Risks to asset quality are likely to remain high, with nonperforming loans (NPLs) likely to rise to between 14 and 16 per cent, from 14 per cent at end-2016. They should, however, reach a peak as write-offs, loan restructurings, and the strengthening economy takes effect.

“Nigerian banks should have sufficient capital to absorb expected losses, though Moody’s expects system-wide tangible common equity (TCE) to only decline slightly to 14.1 per cent of adjusted risk-weighted assets by year-end 2018 from 14.7 per cent at the end of 2016. The slight shift is primarily due to increased loan-loss provisions and the effect of further expected naira depreciation on the balance of risk-weighted assets denominated in foreign currency.

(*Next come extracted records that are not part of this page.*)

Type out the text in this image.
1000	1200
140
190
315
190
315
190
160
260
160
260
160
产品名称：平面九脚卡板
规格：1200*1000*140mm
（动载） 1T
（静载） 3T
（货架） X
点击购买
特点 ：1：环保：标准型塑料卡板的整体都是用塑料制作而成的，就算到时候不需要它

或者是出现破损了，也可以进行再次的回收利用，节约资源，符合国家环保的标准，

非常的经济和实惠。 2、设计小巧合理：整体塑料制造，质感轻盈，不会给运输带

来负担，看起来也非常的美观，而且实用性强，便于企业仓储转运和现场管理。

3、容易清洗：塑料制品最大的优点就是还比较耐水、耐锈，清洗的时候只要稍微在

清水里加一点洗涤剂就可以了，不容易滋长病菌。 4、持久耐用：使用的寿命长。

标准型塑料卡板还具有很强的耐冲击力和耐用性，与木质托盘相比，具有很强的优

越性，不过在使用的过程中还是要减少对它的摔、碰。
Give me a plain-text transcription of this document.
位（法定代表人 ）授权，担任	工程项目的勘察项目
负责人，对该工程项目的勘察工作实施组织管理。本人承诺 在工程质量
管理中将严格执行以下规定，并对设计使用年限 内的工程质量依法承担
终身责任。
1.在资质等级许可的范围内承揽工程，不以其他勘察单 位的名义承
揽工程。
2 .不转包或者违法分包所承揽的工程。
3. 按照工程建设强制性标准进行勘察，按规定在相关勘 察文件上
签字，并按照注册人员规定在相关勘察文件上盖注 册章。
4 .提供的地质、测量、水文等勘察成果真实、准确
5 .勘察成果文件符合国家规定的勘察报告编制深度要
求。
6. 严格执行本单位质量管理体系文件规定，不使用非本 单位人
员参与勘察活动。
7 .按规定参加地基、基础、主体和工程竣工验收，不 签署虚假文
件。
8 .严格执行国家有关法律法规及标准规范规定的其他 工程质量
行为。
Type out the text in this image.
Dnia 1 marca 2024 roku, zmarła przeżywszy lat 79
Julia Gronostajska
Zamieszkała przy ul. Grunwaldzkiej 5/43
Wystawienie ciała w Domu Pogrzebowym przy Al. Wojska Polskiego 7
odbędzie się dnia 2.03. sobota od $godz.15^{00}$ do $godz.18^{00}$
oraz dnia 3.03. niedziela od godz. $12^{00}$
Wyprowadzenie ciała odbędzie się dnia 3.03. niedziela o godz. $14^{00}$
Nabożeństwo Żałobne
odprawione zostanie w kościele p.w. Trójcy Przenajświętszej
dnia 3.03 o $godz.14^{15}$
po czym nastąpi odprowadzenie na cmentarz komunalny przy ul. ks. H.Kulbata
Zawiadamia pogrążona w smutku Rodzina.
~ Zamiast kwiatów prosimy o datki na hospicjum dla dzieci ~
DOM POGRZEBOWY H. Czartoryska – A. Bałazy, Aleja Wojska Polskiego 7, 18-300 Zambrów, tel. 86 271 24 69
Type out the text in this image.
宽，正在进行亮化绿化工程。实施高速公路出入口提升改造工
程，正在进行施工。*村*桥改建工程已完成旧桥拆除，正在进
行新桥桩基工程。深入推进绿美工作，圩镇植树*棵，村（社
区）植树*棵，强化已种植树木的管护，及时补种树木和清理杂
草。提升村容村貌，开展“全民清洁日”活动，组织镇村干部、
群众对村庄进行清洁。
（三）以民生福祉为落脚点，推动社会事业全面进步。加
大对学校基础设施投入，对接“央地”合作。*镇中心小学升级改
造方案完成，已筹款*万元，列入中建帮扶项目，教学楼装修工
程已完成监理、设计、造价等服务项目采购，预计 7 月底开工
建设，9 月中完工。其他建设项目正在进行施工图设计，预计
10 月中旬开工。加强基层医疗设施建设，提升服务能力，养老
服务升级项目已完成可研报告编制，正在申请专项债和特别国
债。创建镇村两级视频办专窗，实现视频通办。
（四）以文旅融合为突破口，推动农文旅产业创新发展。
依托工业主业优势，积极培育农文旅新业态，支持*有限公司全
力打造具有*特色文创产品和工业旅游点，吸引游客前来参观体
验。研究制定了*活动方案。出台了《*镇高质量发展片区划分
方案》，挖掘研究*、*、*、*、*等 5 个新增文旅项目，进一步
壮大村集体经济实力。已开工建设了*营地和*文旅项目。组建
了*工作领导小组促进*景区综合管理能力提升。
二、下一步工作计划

“Moody’s also sees the banks’ loan-loss provisioning weakening their net profitability. The rating agency expects return on assets to decline to around one per cent in 2017, from 1.3 per cent at the end of 2016 on account of high provisioning costs at around three per cent of gross loans.

“System-wide pre-provision income will likely remain robust, however, at around fourof average total assets, supported by high yields on government securities and profits on open foreign currency positions,” the agency added.

Finally, Moody’s considered there to be a high probability of the Nigerian government supporting banks in case of need, given the significant consequences of a bank collapse to both the payments system and the wider economy.

Meanwhile,  despite the positive financial results for 2016 posted by Nigerian banks notwithstanding the turbulent operating conditions, global rating agency, Fitch Ratings, believes that significant financial risks persist beyond the reported figures.

Fitch in its assessment of the banks’ 2016  earnings obtained yesterday, pointed out that the healthy 2016 net income was lifted by large one-off revaluation gains after Nigeria allowed its currency to devalue in June.

It also stated that the banks also made higher United States dollar core income (in naira terms) and booked sizeable foreign-currency (FC) trading income, which offset rising impairment charges.

“While the banks’ performance ratios improved in the year, we note that a substantial part of earnings were non-recurring and will be difficult to repeat. Sector impaired loan ratios increased sharply but this was expected given the extent of Nigeria’s macro-economic challenges.

“Asset-quality metrics would have been even worse if not for high levels of restructured loans, particularly to the troubled oil sector. Low reserve coverage and high levels of FC lending add to our concerns about the banks’ long-term financial health. Capital buffers continue to be weak despite relatively high reported capital adequacy ratios (CARs).

“We maintain that ratios are vulnerable to even modest shocks for some banks. Year-end CARs declined due to the twin pressures of inflated risk-weighted assets (due to the revaluation of US dollar assets) and rising impairment charges, although this was partially offset by strong retained earnings, which benefitted from the revaluation gains. Funding and liquidity risks continue to be high. Loans/deposits ratios have been rising but are not excessive,” Fitch added.

They noted that the primary concern in the industry relates to FC liquidity, which it stated remained tight despite the authorities’ attempts to normalise the foreign-exchange interbank market.

“For 2017, we believe there will be a slight easing on the banks’ operating environment reflecting some early-stage improvements on the macro-economic front. We expect banks to remain profitable despite still modest credit growth and forecast further asset-quality deterioration, but at a slower pace. The big question is whether there will be improvement in FC liquidity, but this to a large extent depends on factors beyond the banks’ control,” Fitch stated.